Something crunches beneath my bare feet as I am twirled.

Bones stick out of the forest floor, the roots of enormous trees slowly vanquishing them. An ancient banner yields to moss, but the edge of its herald gleams in the sphere of sunlight streaming through the canopy above.

It’s the Asturian coat of arms.

Somehow, I’m on the edge of the dancing, my breath catching in my lungs.

Everywhere I look, I can see the signs of battle. Skulls tucked in the nests of owls. The snarling wolfs head pommel that once decorated the swords of every member of the Black Wolves—Baylor’s fiercest command unit. A straw doll dressed up in a raggedy gown patched of scarlet silk and velvet, wearing a long black wig.

The hair looks real.

I’ve seen that flawless mane before.

And the sight jars me—that in this vision, someone shaved Lucere bald and made a wig to mock her with.

The Horned One might speak of peace, but what he means is genocide.

“Yes,” whispers a voice in my head, the one that’s been whispering in my dreams for years. “He cannot fathom a world in which the two races can coexist. But when I conjured you into being, Iskvien, I never meant for you to be a weapon. I intended for you to be a bridge between two worlds, the same way that Queen Apollonia of Mistmark was. The old social constructs need to die, my child. Seelie. Unseelie. The otherkin. Break it all. Shatter it. And create something new.”

And as the vision fades, I realize something else.

The Horned One wouldn’t be showing me this if he thought I was no threat to him.

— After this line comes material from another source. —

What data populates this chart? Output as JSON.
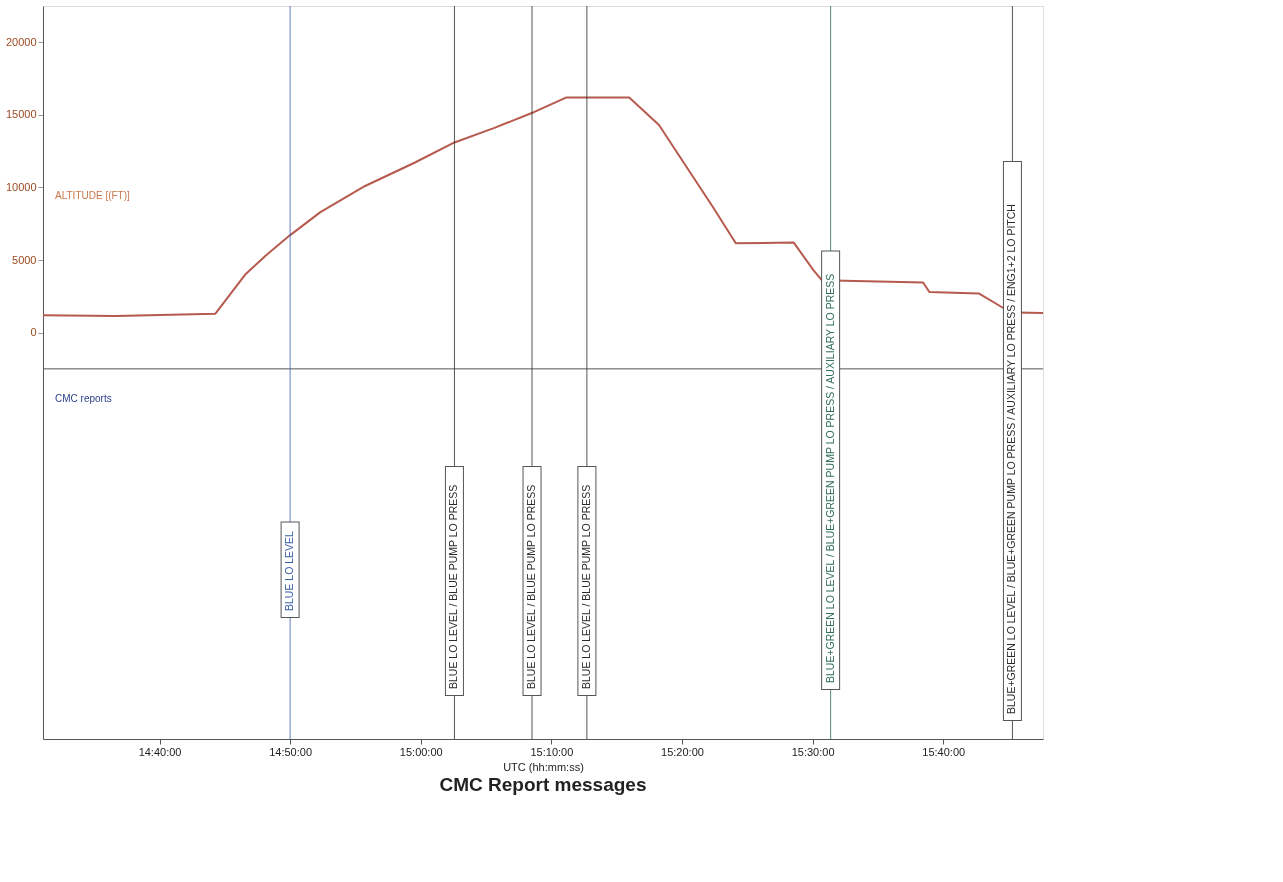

He would have merely crushed us.

“You say I belong nowhere?” Once it was my deepest fear.“They’re all lies I’ve told myself a thousand times over. And Iknowthem to be lies. I’ve confronted them at each and every turn. I know who I am. I know what I am.” Finally, finally I lift my chin. “I will create peace in these lands, even if I have to break you to do so. I dream of a world where seelie and unseelie and otherkin can live side by side. I dream of a world where all the old wounds are healed. And you can’t take that away from me.”

The kindness bleeds from his expression, leaving it empty. The ground trembles again, like some sort of ancient monster stirring beneath the earth. “What a disappointment you are, Iskvien.”

And then he smiles, as if he knows how many times my mother has said those words.

“If you cannot see her greatness, then it is you who is the disappointment,” Thiago replies.